バルテュス展

今日行った。もう一回行くつもり。

どんな画家でも多かれ少なかれそうだが、特にこの人の作品のマチエールは実物を見ないとダメである。ルネサンス絵画のフレスコに近づくためにカゼインとテンペラを重ねる技法(「読書するカティア」の少女の脚や背景の壁面――フレスコの質感を出すために構図の無理を承知であえて広々と描かれている――のみならず、モデルは節子夫人、モチーフは浮世絵であるにもかかわらず、マチエールはまさにフレスコという「朱色の机と日本の女」など)、点描画法と空気感が素晴らしい「木のある大きな風景(シャシーの農家の中庭)」、シエナ派の風景画の一部を切り取ったかのようで、かつセザンヌの色彩配分が山水画の構図と同居している「モンテカルヴェッロの風景(Ⅱ)」、本展示の解説では触れられていないがフェルメールのいくつかの作品の質感を持つ「眠る少女」など、マチエールを感じているだけで息を飲む傑作がずらりと並ぶ。この規模、このヴァラエティはバルテュスに関してなかなか考えられない。

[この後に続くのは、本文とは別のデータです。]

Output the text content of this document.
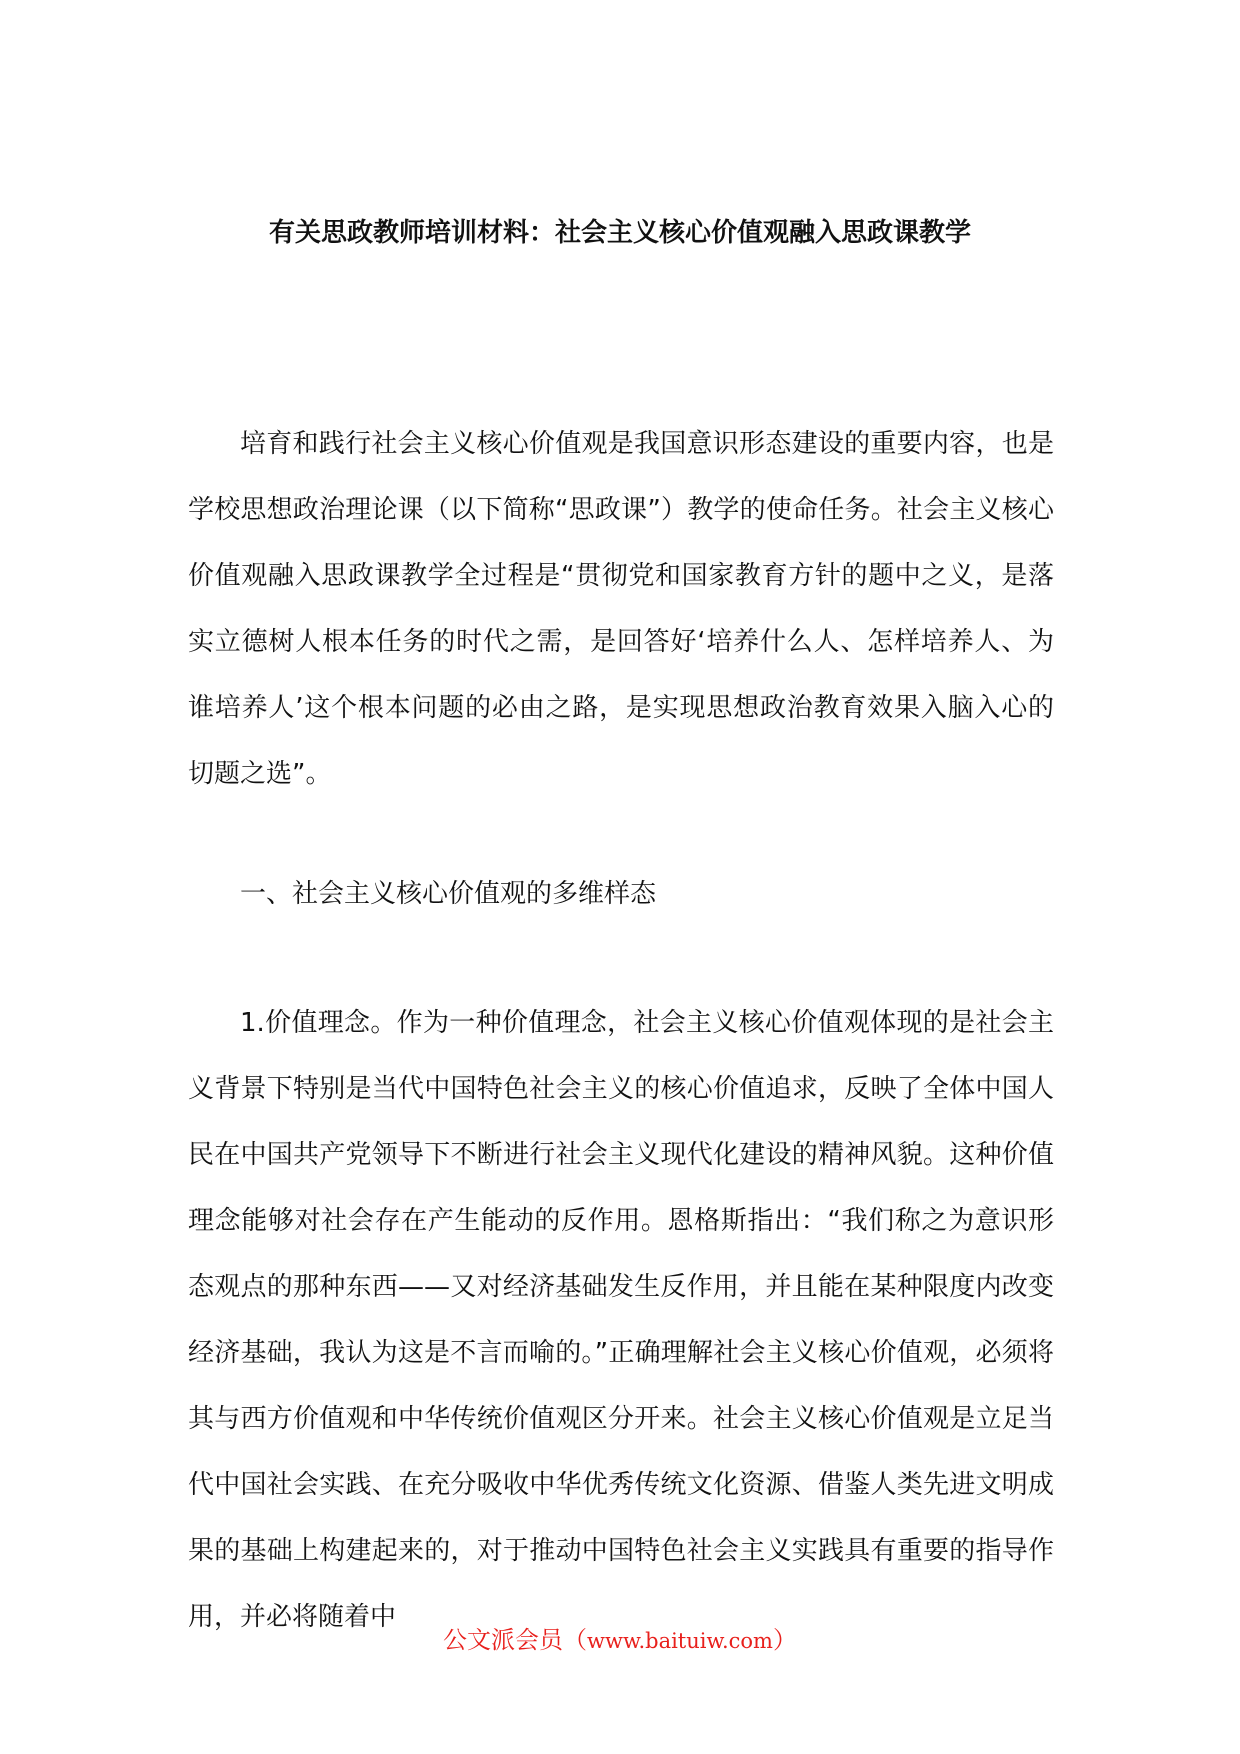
有关思政教师培训材料：社会主义核心价值观融入思政课教学

培育和践行社会主义核心价值观是我国意识形态建设的重要内容，也是学校思想政治理论课（以下简称“思政课”）教学的使命任务。社会主义核心价值观融入思政课教学全过程是“贯彻党和国家教育方针的题中之义，是落实立德树人根本任务的时代之需，是回答好‘培养什么人、怎样培养人、为谁培养人’这个根本问题的必由之路，是实现思想政治教育效果入脑入心的切题之选”。

一、社会主义核心价值观的多维样态

1.价值理念。作为一种价值理念，社会主义核心价值观体现的是社会主义背景下特别是当代中国特色社会主义的核心价值追求，反映了全体中国人民在中国共产党领导下不断进行社会主义现代化建设的精神风貌。这种价值理念能够对社会存在产生能动的反作用。恩格斯指出：“我们称之为意识形态观点的那种东西——又对经济基础发生反作用，并且能在某种限度内改变经济基础，我认为这是不言而喻的。”正确理解社会主义核心价值观，必须将其与西方价值观和中华传统价值观区分开来。社会主义核心价值观是立足当代中国社会实践、在充分吸收中华优秀传统文化资源、借鉴人类先进文明成果的基础上构建起来的，对于推动中国特色社会主义实践具有重要的指导作用，并必将随着中

公文派会员（www.baituiw.com）
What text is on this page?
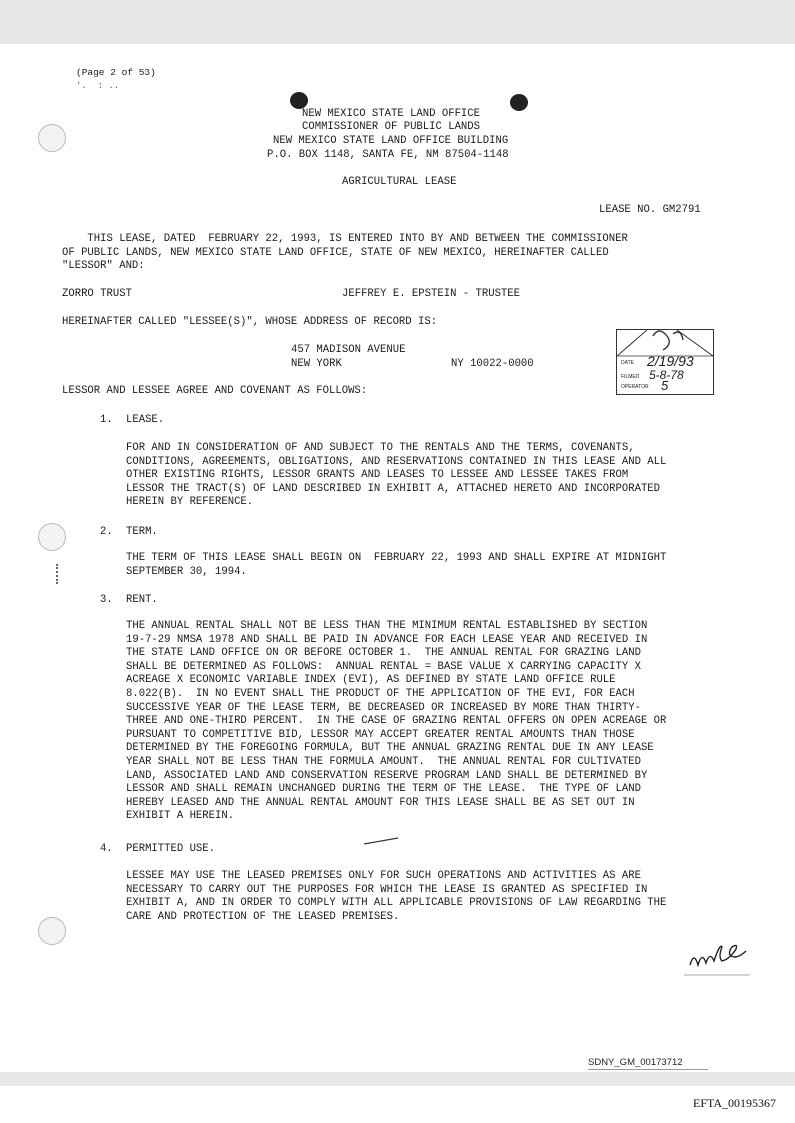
(Page 2 of 53)
'.  : ..
NEW MEXICO STATE LAND OFFICE
COMMISSIONER OF PUBLIC LANDS
NEW MEXICO STATE LAND OFFICE BUILDING
P.O. BOX 1148, SANTA FE, NM 87504-1148
AGRICULTURAL LEASE
LEASE NO. GM2791
THIS LEASE, DATED  FEBRUARY 22, 1993, IS ENTERED INTO BY AND BETWEEN THE COMMISSIONER
OF PUBLIC LANDS, NEW MEXICO STATE LAND OFFICE, STATE OF NEW MEXICO, HEREINAFTER CALLED
"LESSOR" AND:
ZORRO TRUST	JEFFREY E. EPSTEIN - TRUSTEE
HEREINAFTER CALLED "LESSEE(S)", WHOSE ADDRESS OF RECORD IS:
457 MADISON AVENUE
NEW YORK	NY 10022-0000
LESSOR AND LESSEE AGREE AND COVENANT AS FOLLOWS:
DATE 2/19/93
FILMED 5-8-78
OPERATOR 5
1. LEASE.
FOR AND IN CONSIDERATION OF AND SUBJECT TO THE RENTALS AND THE TERMS, COVENANTS,
CONDITIONS, AGREEMENTS, OBLIGATIONS, AND RESERVATIONS CONTAINED IN THIS LEASE AND ALL
OTHER EXISTING RIGHTS, LESSOR GRANTS AND LEASES TO LESSEE AND LESSEE TAKES FROM
LESSOR THE TRACT(S) OF LAND DESCRIBED IN EXHIBIT A, ATTACHED HERETO AND INCORPORATED
HEREIN BY REFERENCE.
2. TERM.
THE TERM OF THIS LEASE SHALL BEGIN ON  FEBRUARY 22, 1993 AND SHALL EXPIRE AT MIDNIGHT
SEPTEMBER 30, 1994.
3. RENT.
THE ANNUAL RENTAL SHALL NOT BE LESS THAN THE MINIMUM RENTAL ESTABLISHED BY SECTION
19-7-29 NMSA 1978 AND SHALL BE PAID IN ADVANCE FOR EACH LEASE YEAR AND RECEIVED IN
THE STATE LAND OFFICE ON OR BEFORE OCTOBER 1.  THE ANNUAL RENTAL FOR GRAZING LAND
SHALL BE DETERMINED AS FOLLOWS:  ANNUAL RENTAL = BASE VALUE X CARRYING CAPACITY X
ACREAGE X ECONOMIC VARIABLE INDEX (EVI), AS DEFINED BY STATE LAND OFFICE RULE
8.022(B).  IN NO EVENT SHALL THE PRODUCT OF THE APPLICATION OF THE EVI, FOR EACH
SUCCESSIVE YEAR OF THE LEASE TERM, BE DECREASED OR INCREASED BY MORE THAN THIRTY-
THREE AND ONE-THIRD PERCENT.  IN THE CASE OF GRAZING RENTAL OFFERS ON OPEN ACREAGE OR
PURSUANT TO COMPETITIVE BID, LESSOR MAY ACCEPT GREATER RENTAL AMOUNTS THAN THOSE
DETERMINED BY THE FOREGOING FORMULA, BUT THE ANNUAL GRAZING RENTAL DUE IN ANY LEASE
YEAR SHALL NOT BE LESS THAN THE FORMULA AMOUNT.  THE ANNUAL RENTAL FOR CULTIVATED
LAND, ASSOCIATED LAND AND CONSERVATION RESERVE PROGRAM LAND SHALL BE DETERMINED BY
LESSOR AND SHALL REMAIN UNCHANGED DURING THE TERM OF THE LEASE.  THE TYPE OF LAND
HEREBY LEASED AND THE ANNUAL RENTAL AMOUNT FOR THIS LEASE SHALL BE AS SET OUT IN
EXHIBIT A HEREIN.
4. PERMITTED USE.
LESSEE MAY USE THE LEASED PREMISES ONLY FOR SUCH OPERATIONS AND ACTIVITIES AS ARE
NECESSARY TO CARRY OUT THE PURPOSES FOR WHICH THE LEASE IS GRANTED AS SPECIFIED IN
EXHIBIT A, AND IN ORDER TO COMPLY WITH ALL APPLICABLE PROVISIONS OF LAW REGARDING THE
CARE AND PROTECTION OF THE LEASED PREMISES.
SDNY_GM_00173712
EFTA_00195367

今回のレトロスペクティブのポスターに採用されている「夢見るテレーズ」にしても、頭の上に掲げて組まれた両手の上方に点描の白色が僅かにきりりと光るのであるが、これももちろん印刷物には(高精度の複製が都美術館のおみやげ売り場に置いてあるけれども、それでも)出ない。

マチエールのみならず、独特の不安定な構図(少女が椅子から崩れ落ちそうになっていたり、静物画の果物がこちらに降ってきそうになっていたり)と、ピエロ・デッラ・フランチェスカに学びながら、同時にその揺るぎなき静謐と緊張を内破させてみせる空間構成(「キャシーの化粧」「部屋」)も、実物で受け止めるのがなによりである。

今回、わたしにとって大きな収穫であったのは鉛筆とインクで描かれた「嵐が丘」の連作だ。後年の作品の、特に人物の配置に関するモチーフがいくつも出揃っているのが壮観である。バルテュスが自身をヒースクリフになぞらえ、猫と並んで後年の絵画でヒースクリフ的キャラクターを何度も登場させているのはとても面白い。

しばしば20世紀西洋絵画の文脈から浮き上がっているかのように評される画家であるが、そのマチエールと空間構成をしっかり見れば、むしろバルテュスのほうこそ約7世紀分の西洋絵画の伝統を踏みしめており、さらにそこから独自の話法を誕生させていることがわかる。だいたい(ここからは蛇足ですけど)少年の性器であればいわゆるおちんちんとして親しまれるのに(私見ではカラヴァッジオのアモールはあまり親しみやすくはない)、なぜ少女の性器がむき出しになっているとスキャンダルなのだろうか。そこらへんをじっくり考える時間を持つためにも、お見逃しなきよう(東京は今月22日まで)。